The day's seminars ended with a great recap of the Seawind, both construction and flying by the world's most experienced Seawinder by number of Seawinds flown. Early on during the Seawind years, Mike Bowes provided much of the experience that insurance companies (and the owners!) wanted in order to be safe Seawind pilots. Now, Jack is probably the only accessible resource for new and experienced Seawinders. He recently completed his beautiful Allison powered Seawind and brought it to Sky Harbor for all to see. Unfortunately, N888SW succumbed to a nose landing gear attach failure which was brought to all Seawinders attention at last year's Splash-In. Fortunately, the Seawind design is such that damage was minimal with the offending part rewelded and ready to be installed the next day. A by-product of Jack's misfortune is that the folks at Sky Harbor are now experts at the welding fix that needs to be accomplished and will weld and ship back to you your reinforced part. Just email your editor for the contact information.
The flying discussion began with Jack noting that he will be publishing a 'flying the Seawind' document on our website with the years of experience compiled into an easy to read guide. We have had a 'flying the Seawind' guide before on the ISPA website but was removed at the request of the author. We thank Jack for helping the Seawind community with this important learning tool. Another suggestion was that formation flying a few Seawinds would be great fun and Jack would love to help make this happen. Ed Lynch offered to be the Stan Eval officer to help this come to fruition. Ed flies a lot of formation at his fly-in community down in Florida.

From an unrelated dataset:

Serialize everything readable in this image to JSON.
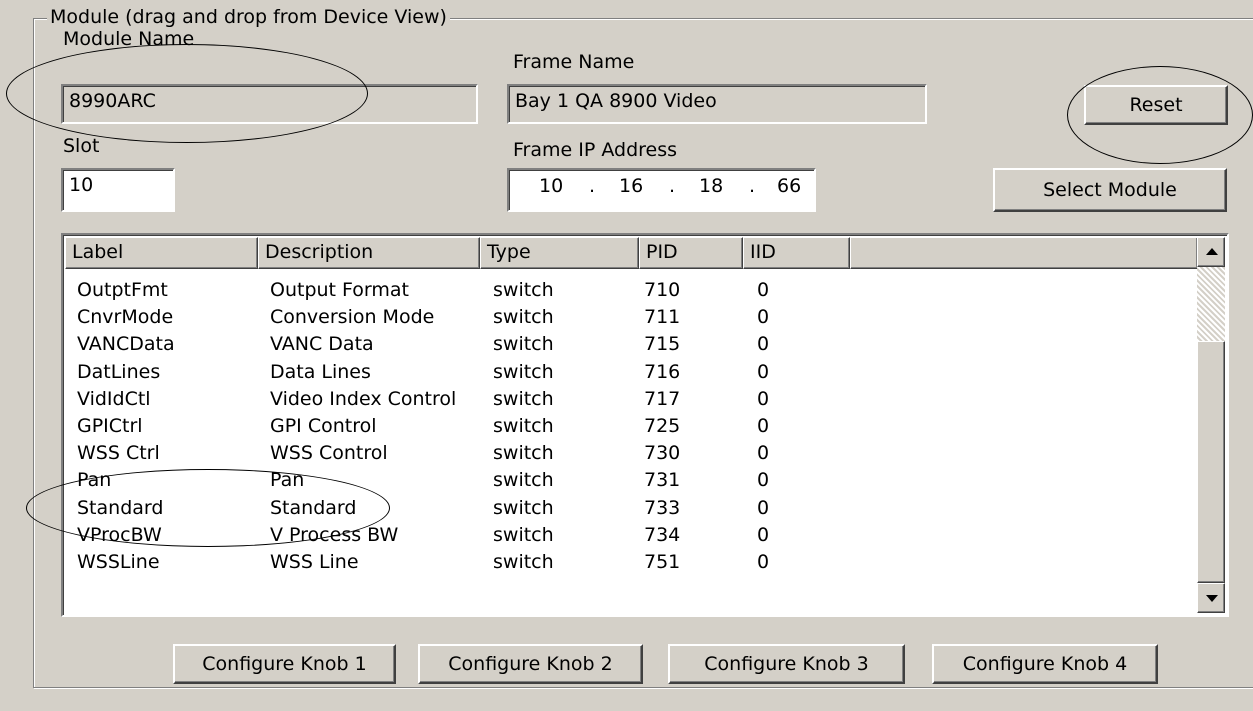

A great discussion was had about the capabilities of the Seawind design. Jack mentioned that it was designed early on in the composite boom and was over-built. I think that has been proven in some off airport landings, especially with Dick Silva's experience with the Hartzell reversing prop accident. Dick and the test pilot walked away after what most likely would have been deadly in most land planes. That said. Jack believes that the turbine Seawinds will have the capability of stretch the Seawind flight envelope, especially off the water. Most builders are familiar with the achilles heel weakness of the Seawinds rather fragile main landing gear. I believe that the acknowledgement of this is that the certified Seawind will share many parts of our amateur-built Seawinds but not the landing gear. Getting the landing gear out of the hull and into the wings provided Seawind certified with a more robust main landing gear. It also allowed driving the flaps from the center hinge area for an improved design.
Jack's treatise of flying was covered in a handout given to all Splash-In attendees. It was an advance copy of what will be on the website shortly. Among subjects covered were recommendations against spinning the Seawind (hopefully Seawind certified with explore that envelope and we can put it to rest for good). He does not recommend 'beaver tails' on the ends of the sponsons. He noted the hull design (i.e. spray rails) sloping inward can create a tendency to 'dig in' during step taxi if not kept straight with the rudder. Step taxi is right around 40 knots plus/minus 3 knots. The porpoise correction is BACK PRESSURE. If things get too exciting Jack says to cut power and hold back on the yoke. Jack has been in one Seawind where a nose gear door was lost due to bad bounce correction.
One item you don't want to try is a downwind takeoff. Jack says this is WAY too exciting!